The "Johnny Northside" anti-blogging-freedom case will be appealed.

The trial judge in Moore v. Hoff ruled against Hoff on post-trial motions for judgment notwithstanding the jury verdict. Strib reports. Johnny Northside reports.

A professional journalist society intervened as an amicus on behalf of Hoff's free speech rights, and against the verdict. Such amicus presence can be expected on appeal. For those wanting to check the online docket, the case cause number is given in the sidebar, per my least-liked Minnesota case.

Strib reporting by Abby Simons indicates a multipage memorandum opinion was issued by the court, but Strib has not posted it with a link. I know of no other site posting the memorandum, which sets out the judge's rationale for her ruling. If any reader finds the item online, please email me at the address on the sidebar, or post a comment with link info.

Sheila Regan, Daily Planet, has posted about the case in the past, e.g., here. Ed Kohler, The Deets has posted in the past also, e.g., here. Neither of them as of noon today have items online, or I have missed them. Earlier Crabgrass on the subject, this Google.

______________UPDATE________________
Hat tip to Ed Kohler, sending this link to the judge's opinion.

That opinion is posted on the Minneapolis Mirror site, one that has been perpetually critical of Hoff and his blogging; this link for their accompanying commentary.

_____________FURTHER UPDATE______________
My opinion of the Judge's opinion - she entirely ducked the key question the Amicus filing so clearly brought into focus - can you be liable for an ancillary tort related to publishing true things? As in, "And the truth shall set you free."

Not always.

Judge Denise Reilly totally ducked the entire post-trial issue. No two ways about that.

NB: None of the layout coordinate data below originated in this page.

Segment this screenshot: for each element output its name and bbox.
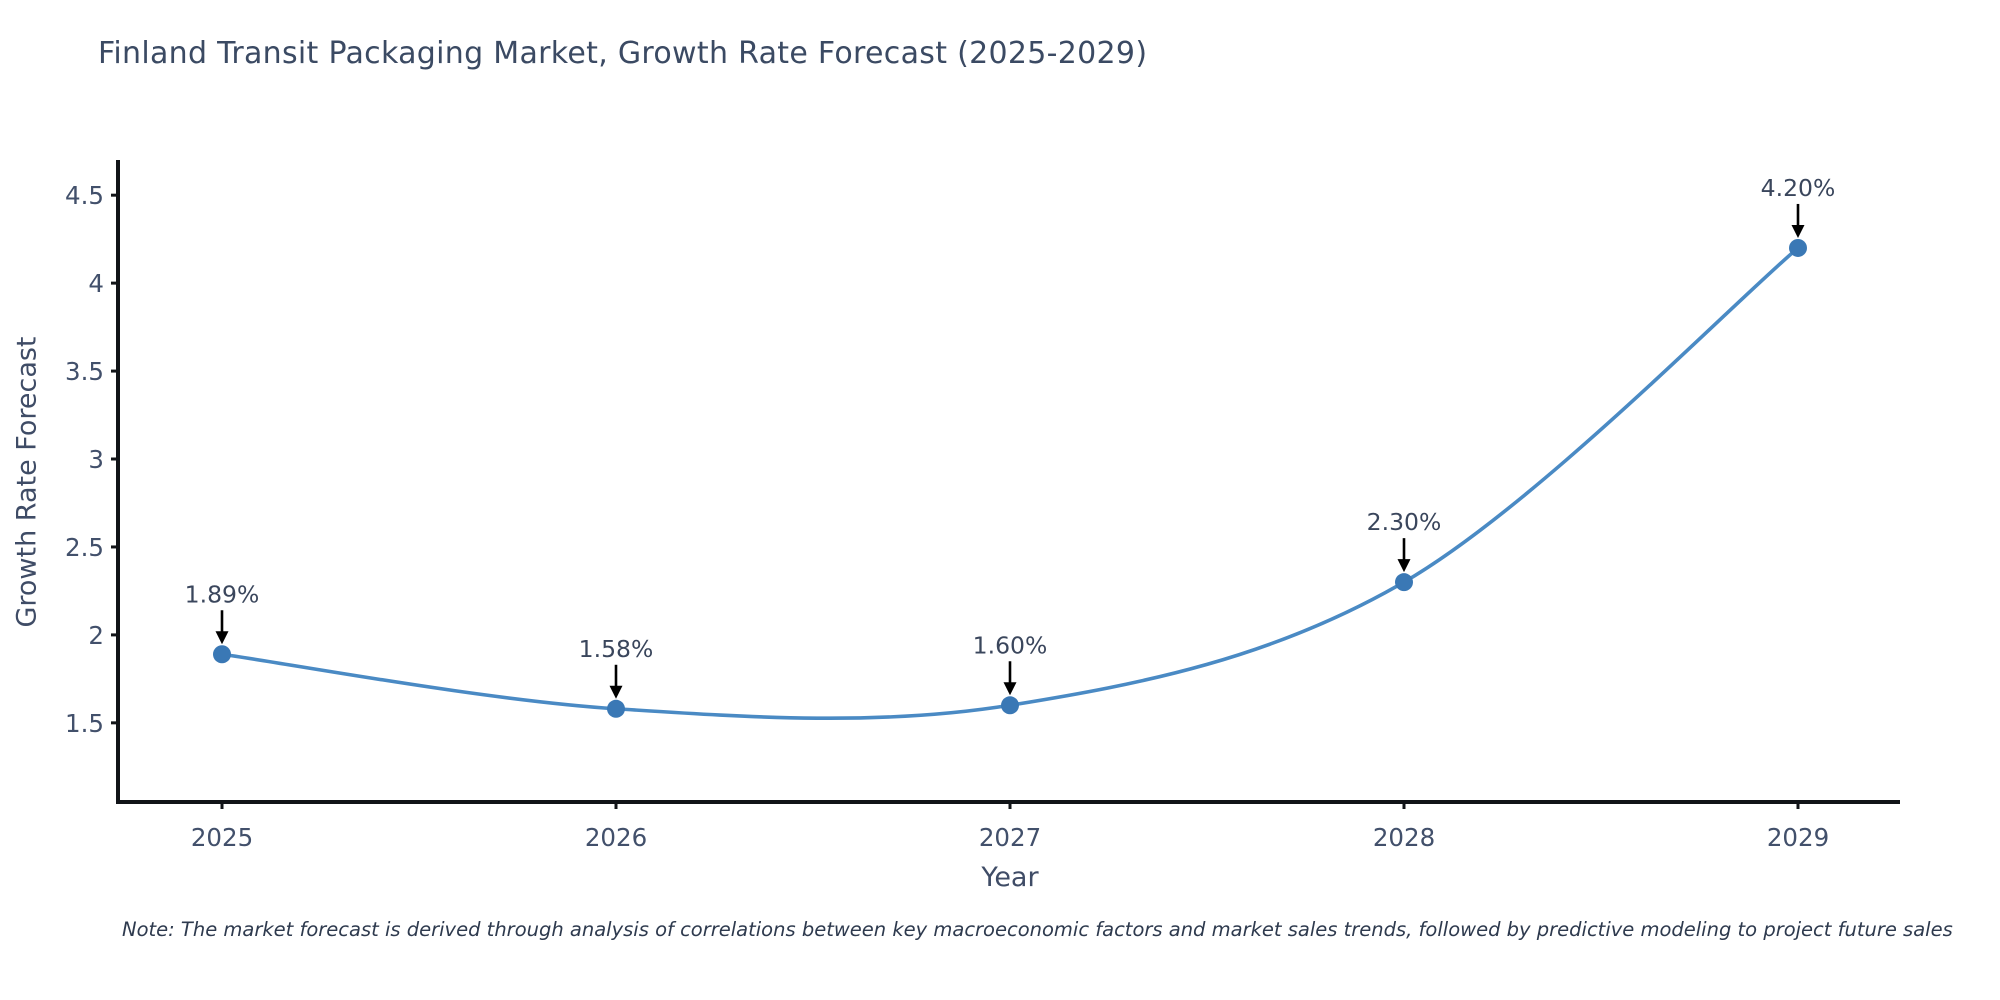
y-tick-label: 2.5 (65, 533, 104, 562)
x-axis-title: Year (981, 862, 1039, 893)
y-tick-label: 1.5 (65, 709, 104, 738)
footnote: Note: The market forecast is derived thr… (122, 918, 1953, 941)
data-point-marker (1001, 696, 1019, 715)
annotation-arrow-head (215, 631, 229, 645)
annotation-arrow-head (609, 685, 623, 699)
x-tick-label: 2028 (1373, 823, 1435, 852)
forecast-line (220, 246, 1800, 721)
y-tick-label: 3.5 (65, 357, 104, 386)
x-tick-label: 2029 (1767, 823, 1829, 852)
y-tick-label: 4.5 (65, 181, 104, 210)
data-point-label: 2.30% (1367, 508, 1442, 536)
chart-title: Finland Transit Packaging Market, Growth… (98, 36, 1148, 71)
data-point-marker (607, 699, 625, 718)
y-tick-label: 3 (88, 445, 104, 474)
annotation-arrow-head (1397, 559, 1411, 573)
data-point-marker (1395, 573, 1413, 592)
data-point-marker (213, 645, 231, 664)
data-point-marker (1789, 238, 1807, 257)
x-tick-label: 2025 (191, 823, 253, 852)
x-tick-label: 2026 (585, 823, 647, 852)
y-tick-label: 4 (88, 269, 104, 298)
y-tick-label: 2 (88, 621, 104, 650)
annotation-arrow-head (1003, 682, 1017, 696)
data-point-label: 1.89% (185, 580, 260, 608)
annotation-arrow-head (1791, 224, 1805, 238)
x-tick-label: 2027 (979, 823, 1041, 852)
data-point-label: 1.60% (973, 631, 1048, 659)
data-point-label: 4.20% (1761, 174, 1836, 202)
data-point-label: 1.58% (579, 635, 654, 663)
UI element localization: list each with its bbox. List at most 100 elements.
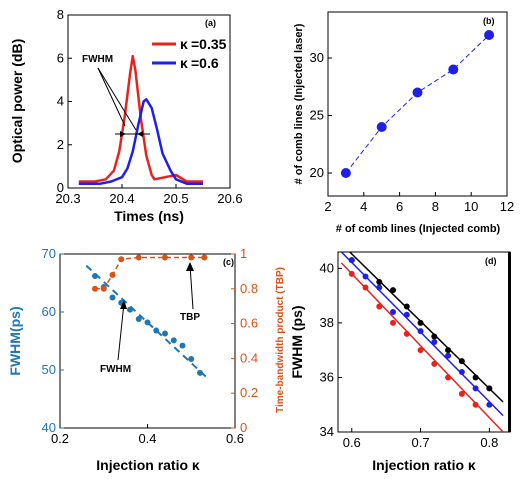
panel-b-series-line [345, 34, 490, 174]
panel-a-annotation-fwhm: FWHM [82, 54, 113, 65]
panel-c-xtick-label: 0.2 [51, 431, 69, 446]
panel-d-label: (d) [485, 256, 497, 266]
panel-d-data-point [376, 284, 383, 291]
panel-c-fwhm-point [153, 327, 160, 334]
panel-c-ylabel-right: Time-bandwidth product (TBP) [275, 267, 286, 413]
panel-d-data-point [445, 347, 452, 354]
panel-a-label: (a) [205, 18, 216, 28]
panel-c-right-ytick-label: 0.4 [240, 350, 258, 365]
panel-a-ylabel: Optical power (dB) [9, 39, 25, 163]
panel-b-ytick-label: 20 [310, 165, 324, 180]
panel-c-tbp-point [92, 285, 98, 292]
panel-c-tbp-point [135, 254, 142, 261]
legend-kappa-symbol-2: κ [180, 55, 188, 71]
panel-d-data-point [431, 339, 438, 345]
panel-c-xtick-label: 0.6 [226, 431, 244, 446]
panel-c-fwhm-fit-line [85, 264, 210, 381]
panel-b-ylabel: # of comb lines (Injected laser) [293, 23, 305, 184]
panel-b-data-point [448, 64, 459, 75]
panel-d-ytick-label: 36 [320, 369, 334, 384]
panel-d-data-point [362, 284, 369, 291]
panel-b-xtick-label: 12 [500, 199, 514, 214]
panel-d-data-point [348, 257, 355, 264]
panel-a-xtick-label: 20.5 [163, 191, 188, 206]
panel-c-arrowhead-tbp [186, 262, 194, 271]
panel-c-right-ytick-label: 0.2 [240, 385, 258, 400]
panel-b-xtick-label: 6 [396, 199, 403, 214]
legend-entry-2: =0.6 [191, 55, 219, 71]
panel-c-fwhm-point [197, 369, 203, 376]
panel-b-label: (b) [483, 16, 495, 26]
panel-b-data-point [412, 87, 423, 98]
panel-a-xlabel: Times (ns) [114, 208, 184, 224]
panel-c-axes-box [59, 253, 236, 429]
panel-d-ytick-label: 40 [320, 260, 334, 275]
panel-d-data-point [431, 333, 438, 340]
panel-d-data-point [458, 390, 465, 397]
panel-d-xtick-label: 0.6 [343, 435, 361, 450]
panel-c-fwhm-point [170, 337, 177, 344]
panel-d-data-point [390, 319, 397, 326]
panel-d-data-point [431, 360, 438, 367]
panel-d-ylabel: FWHM (ps) [289, 305, 305, 378]
panel-a-xtick-label: 20.3 [55, 191, 80, 206]
legend-entry-1: =0.35 [191, 36, 227, 52]
panel-d-ytick-label: 38 [320, 315, 334, 330]
panel-a-fwhm-arrowhead-right [137, 131, 143, 137]
panel-d-right-spine [508, 252, 511, 432]
panel-d-data-point [417, 328, 424, 335]
panel-c-label: (c) [223, 257, 234, 267]
panel-c-arrowhead-fwhm [120, 300, 127, 309]
panel-c-tbp-point [188, 254, 195, 261]
panel-c-fwhm-point [179, 342, 186, 349]
panel-d-data-point [472, 374, 479, 381]
panel-d-data-point [376, 303, 383, 310]
panel-c-left-ytick-label: 40 [42, 420, 56, 435]
panel-d-ytick-label: 34 [320, 424, 334, 439]
panel-c-ylabel-left: FWHM(ps) [7, 306, 23, 375]
panel-d-data-point [445, 374, 452, 381]
panel-a-series-line-2 [78, 98, 203, 185]
panel-c-xlabel: Injection ratio κ [96, 457, 200, 473]
panel-d-data-point [486, 401, 493, 408]
panel-c-left-ytick-label: 70 [42, 246, 56, 261]
panel-d-data-point [417, 319, 424, 326]
panel-b-xtick-label: 10 [464, 199, 478, 214]
panel-c-fwhm-point [188, 355, 195, 362]
panel-c-fwhm-point [135, 315, 142, 322]
panel-b-xtick-label: 8 [432, 199, 439, 214]
panel-d-data-point [472, 385, 479, 392]
panel-d-data-point [348, 270, 355, 277]
panel-a-fwhm-arrowhead-left [120, 131, 126, 137]
panel-b-data-point [484, 30, 495, 40]
panel-c-right-ytick-label: 0.6 [240, 316, 258, 331]
panel-c-fwhm-point [127, 306, 133, 313]
panel-d-data-point [403, 311, 410, 318]
panel-c-fwhm-point [144, 319, 151, 326]
panel-d-data-point [458, 358, 465, 365]
panel-c-fwhm-point [92, 273, 98, 280]
legend-kappa-symbol-1: κ [180, 36, 188, 52]
panel-d-xlabel: Injection ratio κ [372, 457, 476, 473]
panel-d-data-point [403, 330, 410, 337]
panel-c-tbp-point [109, 271, 116, 278]
panel-a-ytick-label: 6 [57, 50, 64, 65]
panel-b-data-point [376, 122, 387, 132]
panel-c-annotation-tbp: TBP [180, 312, 200, 323]
panel-d-data-point [376, 279, 383, 285]
panel-a-xtick-label: 20.4 [109, 191, 134, 206]
panel-c-right-ytick-label: 1 [240, 246, 247, 261]
panel-c-annotation-arrow-tbp [189, 264, 194, 310]
panel-a-ytick-label: 2 [57, 137, 64, 152]
panel-c-annotation-arrow-fwhm [117, 302, 125, 361]
panel-a-ytick-label: 8 [57, 7, 64, 22]
panel-d-data-point [362, 273, 369, 280]
panel-c-annotation-fwhm: FWHM [100, 364, 131, 375]
panel-d-data-point [403, 303, 410, 310]
panel-c-tbp-point [162, 254, 168, 261]
panel-b-xtick-label: 2 [324, 199, 331, 214]
panel-a-annotation-arrow-1 [97, 67, 126, 127]
panel-d-data-point [486, 385, 493, 392]
panel-d-data-point [390, 309, 397, 315]
panel-a-series-line-1 [78, 54, 203, 183]
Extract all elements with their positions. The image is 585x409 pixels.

She talked about sufficient evidence in the record for this and that, and such and so forth; but fell stone silent on the entire REAL issue of law that the case entails.

The Moore v. Hoff motion for judgment as a matter of law appears, from the online amicus filing, (which is the only online post-trial filing I have discovered), to have presented a rock-solid clear and essential First Amendment argument, casting the issue in undeniably bright and well reasoned daylight.

As an explanation, Reilly must be myopic. She failed to see it.

Judge R. clearly spent formative years within
the Duck-and-Cover  generation.
The other likely explanation, is Judicial Tap Dancing was a-play from the get-go; and That Stuff happens far, far too frequently - and should be called out each and every time as "unresponsive," (to say it delicately).

Take a look at this Crabgrass post, especially the links. The Borger amicus brief is online, here. You be the judge. Did Reilly frontally address the First Amendment and precedent contentions, or did she show less than the ability to unstring and gut such a convincing argument?